If you forget your password:
1. Go to https://aka.ms/sspr (or click "Forgot password" on the sign-in page)
2. Enter your work email address
3. Complete the security verification
4. Create your new password
Before you can use SSPR, make sure your security info is up to date:
1. Go to https://aka.ms/mysecurityinfo
2. Sign in with your work account
3. Ensure you have at least two verification methods registered
This works 24/7, so you can reset your password anytime, even outside business hours.
Need help? Contact IT support at [EMAIL/PHONE].
[IT Team]
Step 10: Monitor SSPR Usage
Navigation: Entra admin center > Protection > Password reset > Usage & insights
Monitor adoption and troubleshoot issues:
- Navigate to Protection > Password reset
- Click Usage & insights or Audit logs
Key Metrics to Track:
| Metric | What It Indicates |
|---|---|
| Registrations | Users setting up security info |
| Resets | Successful password resets |
| Failures | Issues requiring investigation |
| Unlock only | Account unlocks without reset |
Review Weekly During Rollout:
- Registration rate (goal: 100% of users)
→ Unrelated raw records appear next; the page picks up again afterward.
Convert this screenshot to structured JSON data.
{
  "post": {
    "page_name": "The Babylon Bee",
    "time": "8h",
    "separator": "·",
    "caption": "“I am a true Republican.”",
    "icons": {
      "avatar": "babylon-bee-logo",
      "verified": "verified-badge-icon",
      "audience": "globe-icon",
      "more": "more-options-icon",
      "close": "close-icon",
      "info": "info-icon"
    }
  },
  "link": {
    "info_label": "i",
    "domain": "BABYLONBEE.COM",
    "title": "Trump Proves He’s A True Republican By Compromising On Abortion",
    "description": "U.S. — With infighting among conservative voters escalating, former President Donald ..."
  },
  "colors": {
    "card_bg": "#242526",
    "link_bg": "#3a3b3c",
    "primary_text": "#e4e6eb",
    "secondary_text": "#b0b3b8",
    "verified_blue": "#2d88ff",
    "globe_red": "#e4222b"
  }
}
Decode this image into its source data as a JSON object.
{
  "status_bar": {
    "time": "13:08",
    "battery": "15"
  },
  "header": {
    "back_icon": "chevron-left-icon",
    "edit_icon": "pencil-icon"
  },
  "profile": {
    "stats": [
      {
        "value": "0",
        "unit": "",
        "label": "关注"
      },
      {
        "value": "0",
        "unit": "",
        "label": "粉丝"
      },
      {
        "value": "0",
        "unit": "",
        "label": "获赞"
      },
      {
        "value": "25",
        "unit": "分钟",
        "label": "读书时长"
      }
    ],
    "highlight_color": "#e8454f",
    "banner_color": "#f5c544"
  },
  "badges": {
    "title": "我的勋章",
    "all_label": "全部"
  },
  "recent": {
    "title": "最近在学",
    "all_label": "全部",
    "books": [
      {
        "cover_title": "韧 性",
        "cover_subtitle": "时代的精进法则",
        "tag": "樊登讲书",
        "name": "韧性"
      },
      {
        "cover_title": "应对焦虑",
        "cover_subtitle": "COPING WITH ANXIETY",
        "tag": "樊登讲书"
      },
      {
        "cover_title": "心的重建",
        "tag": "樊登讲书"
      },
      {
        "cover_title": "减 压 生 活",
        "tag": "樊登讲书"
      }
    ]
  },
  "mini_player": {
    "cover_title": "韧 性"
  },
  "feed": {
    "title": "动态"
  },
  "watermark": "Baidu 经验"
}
- Reset success rate (should be >95%)
- Top failure reasons
- Help desk ticket reduction
Verification Checklist
After enabling SSPR, verify:
- SSPR is enabled for all users (or selected groups if piloting)
- At least 2 authentication methods are required
- Recommended methods are enabled (Authenticator, Email, SMS)
- Security questions are disabled
- User notification on password reset is enabled
- Admin notification for admin resets is enabled
- Combined registration is enabled
- Password writeback is working (if hybrid)
- Users have been notified about SSPR
- Help desk is prepared for SSPR-related questions
- Usage monitoring is in place
Troubleshooting
"Password reset is not enabled for your organization"
Problem: User sees this message when trying to reset password
Solutions:
- Verify SSPR is enabled (Protection > Password reset > Properties)
- If using "Selected," verify the user is in the enabled group
- Verify the user has the required license (P1/P2)
- Check if the user is a guest (guests may need separate configuration)
"You are not registered for self-service password reset"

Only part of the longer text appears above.